In this case the employee appeals from the compensation judge’s determination that her right hip complaints are not related to her work injury of December 30, 2016, and from the compensation judge’s denial of her claim for benefits. The issue before the court was whether the Employer/Insurer’s IME doctor based his opinions on adequate foundation.
The employee sustained an injury on December 30, 2016, in the course of her employment when she was walking from her house to the mailbox and she slipped on ice. She fell, landing on her right side. She sought care, with complaints of right shoulder, back, and right hip pain.
The employee’s right shoulder pain was subsequently diagnosed as being the result of a rotator cuff tear. The employer and insurer admitted liability for the employee’s right shoulder injury and paid for the surgery.
The employee also sought medical care for her right hip and low back. The employer and insurer denied that the employee’s low back and right hip complaints were related to the work injury and refused to pay for such treatment. The employee filed a claim petition.

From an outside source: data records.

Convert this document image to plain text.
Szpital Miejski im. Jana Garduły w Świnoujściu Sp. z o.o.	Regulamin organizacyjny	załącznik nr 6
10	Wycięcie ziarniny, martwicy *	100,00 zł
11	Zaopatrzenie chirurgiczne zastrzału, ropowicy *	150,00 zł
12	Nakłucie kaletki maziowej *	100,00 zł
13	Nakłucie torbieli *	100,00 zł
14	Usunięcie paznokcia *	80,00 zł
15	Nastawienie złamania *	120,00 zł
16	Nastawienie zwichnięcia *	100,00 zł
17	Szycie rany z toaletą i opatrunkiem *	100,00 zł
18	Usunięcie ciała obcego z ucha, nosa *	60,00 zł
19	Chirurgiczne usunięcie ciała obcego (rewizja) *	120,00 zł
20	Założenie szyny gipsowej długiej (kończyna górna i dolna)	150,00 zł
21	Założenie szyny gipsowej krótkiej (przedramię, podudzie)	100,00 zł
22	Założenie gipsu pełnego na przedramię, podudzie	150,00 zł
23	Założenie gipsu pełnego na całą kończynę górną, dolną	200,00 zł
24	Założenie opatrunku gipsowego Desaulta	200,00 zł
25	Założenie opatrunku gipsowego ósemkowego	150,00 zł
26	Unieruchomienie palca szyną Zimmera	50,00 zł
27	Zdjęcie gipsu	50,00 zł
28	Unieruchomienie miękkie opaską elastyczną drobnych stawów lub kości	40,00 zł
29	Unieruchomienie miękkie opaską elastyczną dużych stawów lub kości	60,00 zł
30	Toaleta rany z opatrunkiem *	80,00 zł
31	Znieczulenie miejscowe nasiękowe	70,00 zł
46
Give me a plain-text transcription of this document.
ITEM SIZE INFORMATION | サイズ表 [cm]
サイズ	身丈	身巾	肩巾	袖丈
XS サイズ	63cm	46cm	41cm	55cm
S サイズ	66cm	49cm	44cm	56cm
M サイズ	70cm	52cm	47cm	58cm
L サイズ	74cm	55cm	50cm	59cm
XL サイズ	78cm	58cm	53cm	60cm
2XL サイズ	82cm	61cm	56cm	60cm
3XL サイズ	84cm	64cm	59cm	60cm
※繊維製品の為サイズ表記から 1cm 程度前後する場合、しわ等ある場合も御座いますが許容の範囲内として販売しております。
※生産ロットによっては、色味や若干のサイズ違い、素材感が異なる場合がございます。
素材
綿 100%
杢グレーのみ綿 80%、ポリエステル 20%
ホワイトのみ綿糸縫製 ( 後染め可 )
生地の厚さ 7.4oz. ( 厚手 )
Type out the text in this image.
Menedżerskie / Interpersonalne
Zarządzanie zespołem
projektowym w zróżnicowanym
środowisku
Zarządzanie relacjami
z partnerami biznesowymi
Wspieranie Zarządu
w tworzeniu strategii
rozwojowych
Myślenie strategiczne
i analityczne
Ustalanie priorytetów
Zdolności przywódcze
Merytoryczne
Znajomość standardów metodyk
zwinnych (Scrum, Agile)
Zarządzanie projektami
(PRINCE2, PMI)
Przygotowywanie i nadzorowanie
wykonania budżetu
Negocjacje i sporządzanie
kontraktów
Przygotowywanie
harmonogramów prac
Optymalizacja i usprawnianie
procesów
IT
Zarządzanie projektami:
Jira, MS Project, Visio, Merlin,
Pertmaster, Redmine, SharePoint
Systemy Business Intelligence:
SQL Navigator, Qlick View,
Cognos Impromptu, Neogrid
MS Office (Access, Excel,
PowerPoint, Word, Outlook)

In a hearing, compensation judge Kathleen Behounek denied the employee’s claim, determining that the employee had failed to establish by a preponderance of the evidence that she had sustained injuries to her back and right hip. The employee appealed. The issue on appeal was whether the evidence presented by the employee established a causal relationship between the employee’s work injury and her ongoing right hip complaints.
The employer and insurer relied on the opinion of their independent medical examiner, Dr. Edward Szalapski. He considered her right hip pain to be referred pain from her low back condition, which he diagnosed as degenerative disc disease at L4-5. He also concluded that the employee had osteoarthritis of the hip that was not related to the work injury and which had not been aggravated by the work injury.
The employee argues in her brief that the opinion of Dr. Szalapski should not have been accepted by the compensation judge because he failed to mention that the employee responded favorably to multiple bursal injections, which she contends is evidence that she suffered from bursitis as opposed to referred low back pain. However, that argument does not indicate a defect in the foundation for Dr. Szalapski’s opinion, but instead simply reflects an opposing view as to the significance of the employee’s pre-existing hip complaints and the treatment she received for her right hip. Dr. Szalapski had adequate foundation for his opinion based on his physical examination of the employee and his review of the employee’s voluminous medical records.
The take away on this case is that an IME doctor does not need to address every condition or treatment to lay adequate foundation for his or her report.